There was no significant variation in CD4+ T-cell counts according to haptoglobin phenotype. These results were similar to Delanghe et al. results which found similar average CD4+ numbers between the three haptoglobin phenotypes [23]. The variable anti-oxidant and immunomodulatory properties of the haptoglobin according to their respective phenotypes did not influence the probabilities of death either in the short term or in a long term.

5. Conclusions

Our study concerned a population of black PLHIV living in West Africa. Although present in our population, major haptoglobin phenotypes seemed to not impact the mortality of HIV/AIDS infection.
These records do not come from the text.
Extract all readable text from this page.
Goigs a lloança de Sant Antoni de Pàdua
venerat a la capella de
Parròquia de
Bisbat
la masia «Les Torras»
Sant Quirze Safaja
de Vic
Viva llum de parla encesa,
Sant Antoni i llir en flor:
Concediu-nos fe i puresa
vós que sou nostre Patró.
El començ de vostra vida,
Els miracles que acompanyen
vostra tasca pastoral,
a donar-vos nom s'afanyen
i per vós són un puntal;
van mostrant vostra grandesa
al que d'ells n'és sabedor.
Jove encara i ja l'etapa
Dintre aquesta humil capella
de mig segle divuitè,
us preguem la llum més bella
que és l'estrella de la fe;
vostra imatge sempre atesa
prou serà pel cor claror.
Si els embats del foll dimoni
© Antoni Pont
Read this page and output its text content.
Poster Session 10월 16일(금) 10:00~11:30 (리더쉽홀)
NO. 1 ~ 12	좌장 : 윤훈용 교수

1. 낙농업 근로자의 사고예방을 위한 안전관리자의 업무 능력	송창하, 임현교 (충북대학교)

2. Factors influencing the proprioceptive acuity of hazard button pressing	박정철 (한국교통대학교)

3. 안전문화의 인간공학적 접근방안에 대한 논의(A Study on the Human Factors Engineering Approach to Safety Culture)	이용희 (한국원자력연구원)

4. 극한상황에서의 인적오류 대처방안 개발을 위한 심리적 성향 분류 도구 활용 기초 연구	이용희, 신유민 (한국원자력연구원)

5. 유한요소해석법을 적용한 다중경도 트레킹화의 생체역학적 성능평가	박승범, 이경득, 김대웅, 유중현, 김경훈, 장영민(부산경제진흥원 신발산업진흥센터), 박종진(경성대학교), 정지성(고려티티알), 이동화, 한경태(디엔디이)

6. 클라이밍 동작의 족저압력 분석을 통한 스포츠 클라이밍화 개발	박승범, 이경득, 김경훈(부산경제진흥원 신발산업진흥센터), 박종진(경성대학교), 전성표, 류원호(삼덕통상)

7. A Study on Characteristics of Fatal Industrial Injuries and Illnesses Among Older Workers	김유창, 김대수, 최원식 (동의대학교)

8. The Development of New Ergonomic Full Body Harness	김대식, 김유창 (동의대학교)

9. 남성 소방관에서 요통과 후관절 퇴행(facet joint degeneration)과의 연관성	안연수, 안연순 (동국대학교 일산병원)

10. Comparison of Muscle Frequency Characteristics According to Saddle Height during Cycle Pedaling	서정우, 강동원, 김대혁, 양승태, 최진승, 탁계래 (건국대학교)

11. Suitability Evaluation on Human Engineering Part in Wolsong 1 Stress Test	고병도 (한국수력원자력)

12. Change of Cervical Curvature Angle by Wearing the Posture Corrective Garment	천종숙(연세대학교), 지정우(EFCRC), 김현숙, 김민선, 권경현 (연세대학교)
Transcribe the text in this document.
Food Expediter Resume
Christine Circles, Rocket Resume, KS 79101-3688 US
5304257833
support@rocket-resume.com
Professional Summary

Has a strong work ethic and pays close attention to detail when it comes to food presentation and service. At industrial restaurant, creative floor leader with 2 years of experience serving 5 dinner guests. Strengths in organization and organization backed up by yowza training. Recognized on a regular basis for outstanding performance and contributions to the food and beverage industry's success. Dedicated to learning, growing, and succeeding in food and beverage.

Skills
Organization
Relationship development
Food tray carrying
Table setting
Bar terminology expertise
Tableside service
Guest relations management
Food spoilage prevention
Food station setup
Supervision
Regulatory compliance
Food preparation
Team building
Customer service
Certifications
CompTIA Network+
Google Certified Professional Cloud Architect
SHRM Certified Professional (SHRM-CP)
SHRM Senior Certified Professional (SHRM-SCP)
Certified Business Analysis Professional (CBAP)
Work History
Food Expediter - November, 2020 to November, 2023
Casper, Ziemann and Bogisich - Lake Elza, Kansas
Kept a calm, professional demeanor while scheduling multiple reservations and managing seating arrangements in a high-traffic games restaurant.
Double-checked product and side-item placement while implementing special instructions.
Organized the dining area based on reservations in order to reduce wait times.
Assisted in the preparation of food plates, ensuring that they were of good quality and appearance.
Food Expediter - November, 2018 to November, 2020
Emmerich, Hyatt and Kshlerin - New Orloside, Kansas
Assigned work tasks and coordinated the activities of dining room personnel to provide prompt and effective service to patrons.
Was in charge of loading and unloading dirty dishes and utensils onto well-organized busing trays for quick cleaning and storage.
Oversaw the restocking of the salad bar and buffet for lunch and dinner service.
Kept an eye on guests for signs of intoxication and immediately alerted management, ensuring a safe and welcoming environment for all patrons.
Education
However, this study showed that the expression of haptoglobin in the blood could be influenced by the patient’s phenotype. Given the antioxidant and immunomodulatory properties of certain haptoglobin phenotypes, it would be relevant to look for possible confounding factors indirectly associated with haptoglobin phenotypes and clinical-biological expressions of HIV/AIDS infection.

Conflicts of Interest

The authors declare no conflicts of interest regarding the publication of this paper.